Etwas anderes ergibt sich auch nicht unter Berücksichtigung der vom Bundesverfassungsgericht (BVerfG) in dem Beschluss vom 06.12.2005 (Az.: 1 BvR 347/98 SozR 4-2500 § 27 Nr. 5) dargelegten Grundsätze zum Umfang der Leistungspflicht der gesetzlichen Krankenversicherung bei lebensbedrohlichen Erkrankungen. Danach erfordern die Grundrechte des Versicherten aus Art. 2 Abs. 1 des Grundgesetzes (GG) i.V.m. dem Sozialstaatsprinzip aus Art. 2 Abs. 2 Satz 1 GG eine verfassungskonforme Auslegung des Leistungsrechts der GKV, wenn Versicherte an einer lebensbedrohlichen Erkrankung leiden, bei der die Anwendung der üblichen Standardbehandlung aus medizinischen Gründen ausscheidet und andere Behandlungsmöglichkeiten nicht zur Verfügung stehen. Es kann offen bleiben, ob bei dem Antragsteller hier eine derartig schwerwiegende Erkrankung i.S.d. Rechtsprechung des Bundesverfassungsgerichts vorliegt (vgl. dazu auch BSG, Beschluss vom 14.05.2007 B 1 KR 16/07 B).
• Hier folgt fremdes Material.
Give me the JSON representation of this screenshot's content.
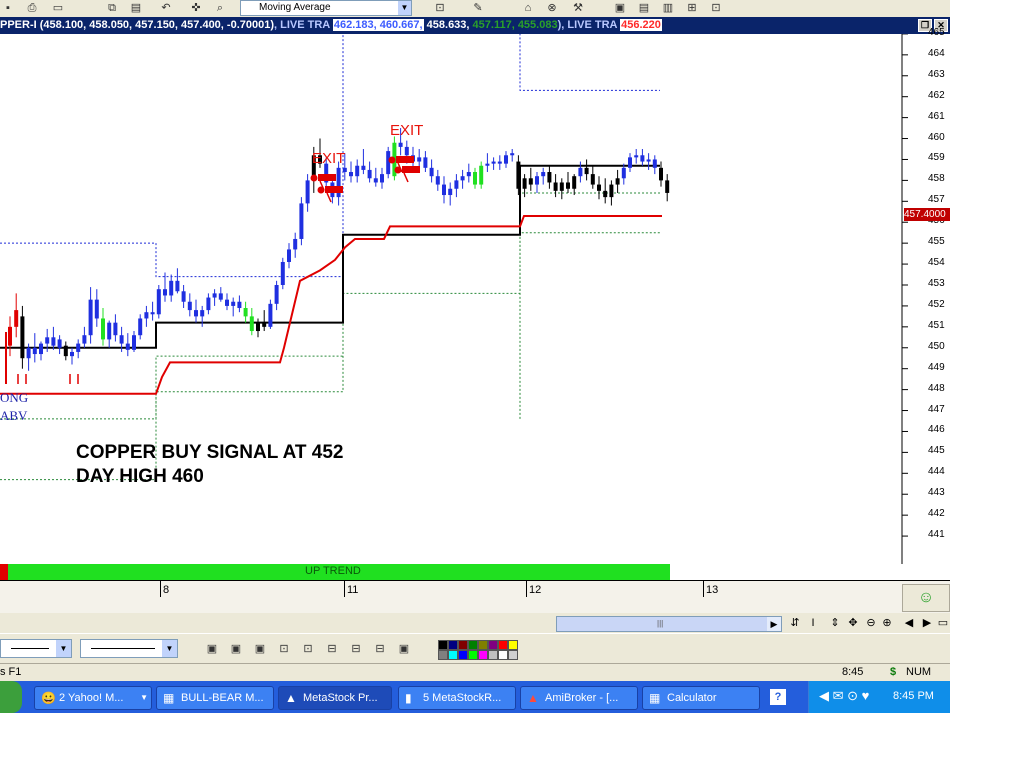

Jedenfalls aber liegt die weitere Voraussetzung, wonach eine übliche Standardbehandlung aus medizinischen Gründen ausscheiden muss, nicht vor. Wie dargelegt, kann nicht davon ausgegangen werden, dass im Falle des Antragstellers die Behandlung mit den Arzneimitteln Copaxone, Imurek und Revalon ausscheidet.
Die Kostenentscheidung beruht auf einer entsprechenden Anwendung des § 193 SGG.
Der Beschluss ist unanfechtbar (§ 177 SGG).